1. supplies and medication (eg, codes 99070, HCPCS Level II codes)
2. complex wound closure (eg, application of wound vacuum device to open wound, (eg, 97605-97606)) or closure requiring local or distant flap coverage and/or skin graft, when appropriate (eg, 13100-13160, 14000-14350, 15000-15400, 15570-15776)
3. insertion, removal, or exchange of nonbiodegradable drug delivery implants (eg, 11981-11983)
4. harvesting and insertion of tendon/fascial graft(s) from distant site
(separate incision) (eg, 20920, 20922, 20924)
5. excision of distal clavicle (eg, 23120, 29824)
6. partial acromioplasty (eg, 23130, 29826)
 
While it has been awhile since I coded orthopaedica, I ran those codes throught the encoder and 29805 bundles with both of the other codes. Also 23412 bundles 23130 and 23130 bundles 23412. Have you gotten paid when you used 23412 and 23130 with modifier 59 on one of them? If not, it would be my opinion that the provider needs to determine what was the major procedure and code for that. Just a thought. Good luck. :p
 
opinions

Thanks! I appreciate your replies, it looks like I was on the right page after all. We were denied one claim with 23130-59 as inclusive.

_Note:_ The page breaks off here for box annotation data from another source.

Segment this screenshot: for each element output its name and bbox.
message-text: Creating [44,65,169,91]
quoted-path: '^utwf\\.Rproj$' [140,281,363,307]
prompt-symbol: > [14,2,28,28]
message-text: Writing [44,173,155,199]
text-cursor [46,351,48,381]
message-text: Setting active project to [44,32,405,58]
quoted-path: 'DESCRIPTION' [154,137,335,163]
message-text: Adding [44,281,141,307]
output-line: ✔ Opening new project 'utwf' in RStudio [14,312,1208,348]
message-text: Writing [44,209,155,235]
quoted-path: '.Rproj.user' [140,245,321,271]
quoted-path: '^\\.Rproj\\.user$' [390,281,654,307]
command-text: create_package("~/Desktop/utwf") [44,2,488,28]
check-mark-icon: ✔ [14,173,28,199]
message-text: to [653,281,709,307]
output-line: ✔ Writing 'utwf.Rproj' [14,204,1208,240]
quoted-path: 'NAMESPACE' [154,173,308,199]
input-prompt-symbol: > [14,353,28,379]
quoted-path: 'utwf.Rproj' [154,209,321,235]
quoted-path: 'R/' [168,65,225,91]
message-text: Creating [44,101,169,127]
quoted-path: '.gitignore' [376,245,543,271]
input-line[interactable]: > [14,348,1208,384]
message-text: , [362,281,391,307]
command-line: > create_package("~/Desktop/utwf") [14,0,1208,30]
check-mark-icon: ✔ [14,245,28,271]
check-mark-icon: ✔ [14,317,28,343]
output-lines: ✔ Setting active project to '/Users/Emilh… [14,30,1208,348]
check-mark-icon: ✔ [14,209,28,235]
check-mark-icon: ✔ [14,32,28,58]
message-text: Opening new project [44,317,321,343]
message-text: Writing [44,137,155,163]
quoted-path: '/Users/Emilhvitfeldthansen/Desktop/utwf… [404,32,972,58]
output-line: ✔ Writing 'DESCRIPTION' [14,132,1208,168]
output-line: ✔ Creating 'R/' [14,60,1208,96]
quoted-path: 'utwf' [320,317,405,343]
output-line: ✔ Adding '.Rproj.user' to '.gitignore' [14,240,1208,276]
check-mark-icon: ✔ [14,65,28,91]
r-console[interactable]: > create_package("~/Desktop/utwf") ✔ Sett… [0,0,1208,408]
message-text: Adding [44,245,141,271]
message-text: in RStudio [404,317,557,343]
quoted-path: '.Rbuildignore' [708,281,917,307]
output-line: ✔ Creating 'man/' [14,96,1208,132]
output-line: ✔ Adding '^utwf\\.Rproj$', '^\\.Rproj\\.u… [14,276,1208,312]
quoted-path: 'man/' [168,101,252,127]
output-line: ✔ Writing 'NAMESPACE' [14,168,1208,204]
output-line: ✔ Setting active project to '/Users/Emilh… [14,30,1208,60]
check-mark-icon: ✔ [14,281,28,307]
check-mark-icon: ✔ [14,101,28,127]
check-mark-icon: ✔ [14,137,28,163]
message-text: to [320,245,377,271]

I anticipated that and I tried to explain that to the Dr. I thought they were inclusive, but the article he has from AAOS says it can be unbundled with a 59. Actually this was a compromise. He was billing 23420 for this surgery, but I told him we couldn't do that one. I tried to get the 23412 by itself, but he didn't agree. Now he's adding in the diagnostic, So, I will have to fight this one out also. Thanks guys for all your help! I appreciate it.
 
make sure the documentation supports the bony work that is involved for the 23130. If he did it strictly for visualization, then the 59 is not justified.